These privileges were derived from its having been an
establishment of the Carmelites, or White Friars, founded says Stow,
in his Survey of London, by Sir Patrick Grey, in 1241. Edward I. gave
them a plot of ground in Fleet Street, to build their church upon. The
edifice then erected was rebuilt by Courtney, Earl of Devonshire, in
the reign of Edward. In the time of the Reformation the place retained
its immunities as a sanctuary, and James I. confirmed and added to
them by a charter in 1608. Shadwell was the first author who made some
literary use of Whitefriars, in his play of the Squire of Alsatia,
which turns upon the plot of the Adelphi of Terence.

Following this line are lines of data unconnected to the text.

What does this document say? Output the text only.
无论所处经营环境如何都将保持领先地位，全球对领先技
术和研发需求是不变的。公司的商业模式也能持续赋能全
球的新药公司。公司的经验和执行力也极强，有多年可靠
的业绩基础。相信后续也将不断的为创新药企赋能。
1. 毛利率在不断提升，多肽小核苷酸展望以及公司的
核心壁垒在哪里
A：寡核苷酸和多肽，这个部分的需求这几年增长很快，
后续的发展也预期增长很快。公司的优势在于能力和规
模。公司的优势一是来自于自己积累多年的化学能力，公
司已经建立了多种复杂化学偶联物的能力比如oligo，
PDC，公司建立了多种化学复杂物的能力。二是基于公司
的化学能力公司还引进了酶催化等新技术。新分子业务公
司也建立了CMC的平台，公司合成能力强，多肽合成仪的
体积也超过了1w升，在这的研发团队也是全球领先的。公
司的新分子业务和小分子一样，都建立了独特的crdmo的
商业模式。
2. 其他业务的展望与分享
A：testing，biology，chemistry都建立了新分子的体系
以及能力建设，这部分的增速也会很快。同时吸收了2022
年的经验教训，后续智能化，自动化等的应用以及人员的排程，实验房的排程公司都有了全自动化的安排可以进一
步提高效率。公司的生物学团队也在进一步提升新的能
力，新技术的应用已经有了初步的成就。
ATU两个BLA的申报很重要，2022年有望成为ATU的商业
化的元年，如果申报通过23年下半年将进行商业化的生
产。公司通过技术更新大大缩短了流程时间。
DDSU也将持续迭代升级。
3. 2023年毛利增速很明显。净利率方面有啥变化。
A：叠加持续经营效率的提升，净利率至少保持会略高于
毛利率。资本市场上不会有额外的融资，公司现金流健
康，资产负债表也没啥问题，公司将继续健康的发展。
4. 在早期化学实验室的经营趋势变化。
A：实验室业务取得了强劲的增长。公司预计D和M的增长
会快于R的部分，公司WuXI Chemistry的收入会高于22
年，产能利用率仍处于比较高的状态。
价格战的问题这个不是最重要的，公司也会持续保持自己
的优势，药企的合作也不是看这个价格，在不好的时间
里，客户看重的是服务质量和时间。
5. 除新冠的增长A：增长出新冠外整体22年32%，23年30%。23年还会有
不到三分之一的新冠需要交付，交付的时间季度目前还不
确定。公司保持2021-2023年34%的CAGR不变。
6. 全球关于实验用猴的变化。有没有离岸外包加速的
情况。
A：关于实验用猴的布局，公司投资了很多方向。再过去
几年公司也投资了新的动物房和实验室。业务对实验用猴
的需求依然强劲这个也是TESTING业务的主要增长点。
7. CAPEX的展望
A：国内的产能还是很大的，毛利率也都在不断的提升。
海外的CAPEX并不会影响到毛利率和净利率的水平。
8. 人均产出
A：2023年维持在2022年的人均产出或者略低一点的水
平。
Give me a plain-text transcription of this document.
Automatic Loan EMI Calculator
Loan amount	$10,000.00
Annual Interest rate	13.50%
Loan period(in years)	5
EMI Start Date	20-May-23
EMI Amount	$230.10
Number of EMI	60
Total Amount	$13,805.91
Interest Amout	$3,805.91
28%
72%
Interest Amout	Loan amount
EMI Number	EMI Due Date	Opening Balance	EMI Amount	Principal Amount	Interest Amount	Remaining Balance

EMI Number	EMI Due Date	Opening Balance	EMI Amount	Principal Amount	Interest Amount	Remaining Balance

In this old play, two men of fortune, brothers, educate two young men,
(sons to the one and nephews to the other,) each under his own
separate system of rigour and indulgence. The elder of the subjects of
this experiment, who has been very rigidly brought up, falls at once
into all the vices of the town, is debauched by the cheats and bullies
of Whitefriars, and, in a word, becomes the Squire of Alsatia. The
poet gives, as the natural and congenial inhabitants of the place,
such characters as the reader will find in the note. [Footnote:
"Cheatly, a rascal, who by reason of debts dares not stir out of
Whitefriars, but there inveigles young heirs of entail, and helps them
to goods and money upon great disadvantages, is bound for them, and
shares with them till he undoes them.